Vieles ist da erlaubt. Die Seele kämpft auch mit den Tiefschlägen des Gefühls, der Moribunde darf heulen, den Zuschauer heulend machen. Genregrenzen sind egal. Der Körper Herberts, von Tattoos bedeckt, geht unter, wie es sich für einen Boxer gehört: als eine ehrliche stolze Haut.

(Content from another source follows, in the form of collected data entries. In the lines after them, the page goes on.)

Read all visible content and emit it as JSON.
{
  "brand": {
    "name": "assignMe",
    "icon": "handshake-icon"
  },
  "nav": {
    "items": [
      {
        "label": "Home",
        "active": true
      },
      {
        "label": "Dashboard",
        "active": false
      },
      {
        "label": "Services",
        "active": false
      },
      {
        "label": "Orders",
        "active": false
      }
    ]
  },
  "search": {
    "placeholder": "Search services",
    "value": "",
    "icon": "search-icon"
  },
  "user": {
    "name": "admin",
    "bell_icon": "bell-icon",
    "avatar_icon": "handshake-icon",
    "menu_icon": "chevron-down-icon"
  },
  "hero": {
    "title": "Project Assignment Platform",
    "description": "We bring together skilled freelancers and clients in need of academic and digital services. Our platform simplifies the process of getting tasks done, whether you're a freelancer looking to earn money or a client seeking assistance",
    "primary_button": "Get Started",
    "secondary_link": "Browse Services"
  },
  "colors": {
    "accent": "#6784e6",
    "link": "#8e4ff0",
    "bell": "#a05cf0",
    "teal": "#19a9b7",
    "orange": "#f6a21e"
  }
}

Doch die zunehmenden Schwächen lassen sich nicht mehr bedecken, wenn Herbert von ALS, er nennt die unheilbare Krankheit „Nervenkrebs“, gefällt wird. Er verliert die Gehfähigkeit, die Potenz, die Koordination, die Stimme. Zuletzt ist er eine Mumie im motorgetriebenen Liegerollstuhl. Muskeln lösen sich auf, für Trost sind sie nicht zuständig.

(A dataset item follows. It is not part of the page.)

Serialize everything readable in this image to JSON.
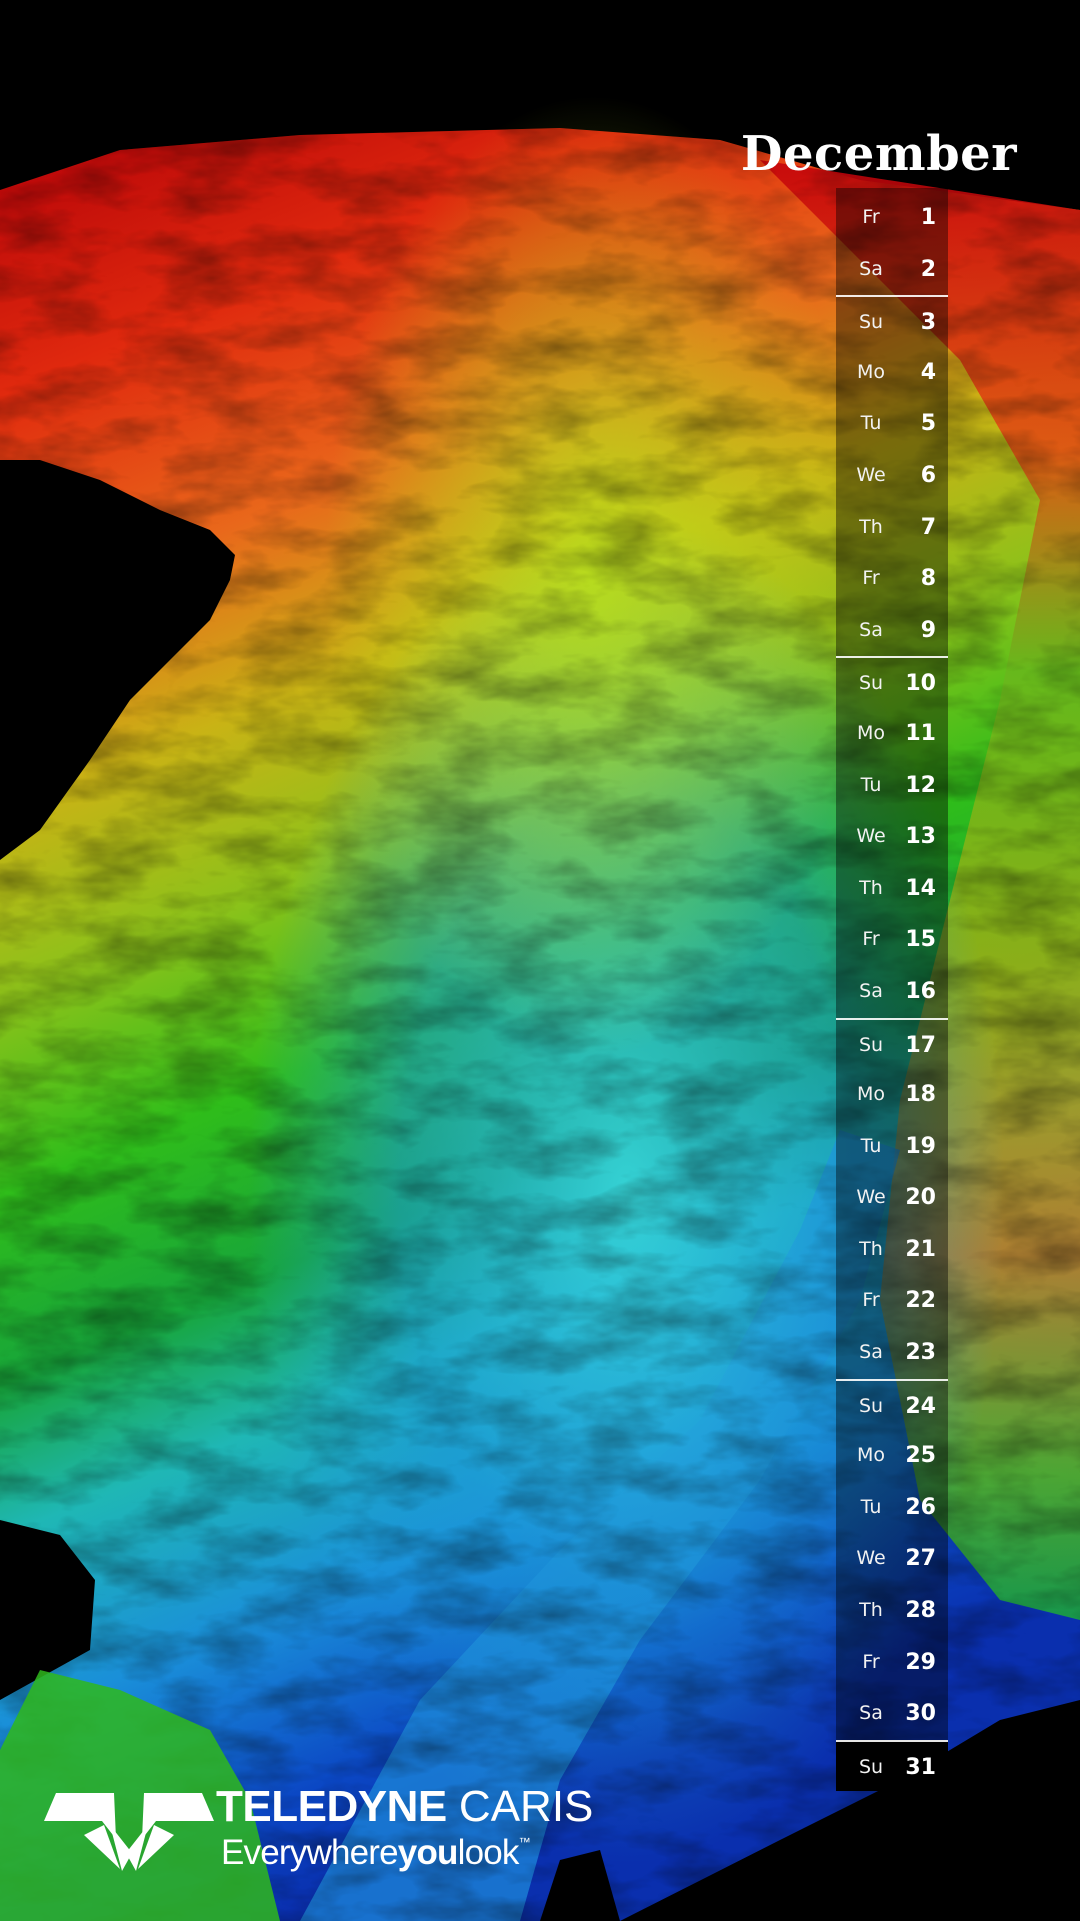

Herberts Seelenleben ist allerdings nicht so leicht totzukriegen. Ein Boxer fightet bis zum Schlussgong. Seine zu gesunden Zeiten verschmähte Freundin Marlene (Lina Wendel) gibt ihn nicht auf. Im schrägen Milieu der Boxwelt gibt es männerbündlerische Reste von Respekt für einen der ihren. Der Kampf um die vernachlässigte Tochter Sandra (Lena Lauzemis) und deren Tochter Ronja, der Enkelin, ist schwierig, aber nicht ganz vergeblich. Die Beziehung zum Tätowierer Specht (Reiner Schöne) lebt durch immer utopischer werdende Träume von Harley-Touren durch Amerika weiter, wenn der Sterbende mit seinem Freund auf dem motorisierten Rollstuhl über Berliner Straßen brettert.

Das alles ist ganz großes Kino mit Helden aus der Welt der Außenseiter. Eine Boxerpassion, nicht im Geist des Jammerns, sondern mit der Kraft eines ehrlichen Sports. Hochprofessionell dazu, das heißt hier: ohne ästhetischen Schnickschnack, seinem Protagonisten Peter Kurth zu Recht trauend. Allerdings durch das Rubrum „Debüt im Ersten“ und die späte Sendezeit nicht richtig ernst genommen. Ja, ja, Filmauswertung, Regeln, Prozeduren ... Warum hat keine Verantwortliche, kein Verantwortlicher in der ARD den Mut gehabt, diesen harten Film da zu platzieren, wo er hingehört: auf den 20-Uhr-15-Termin im Ersten?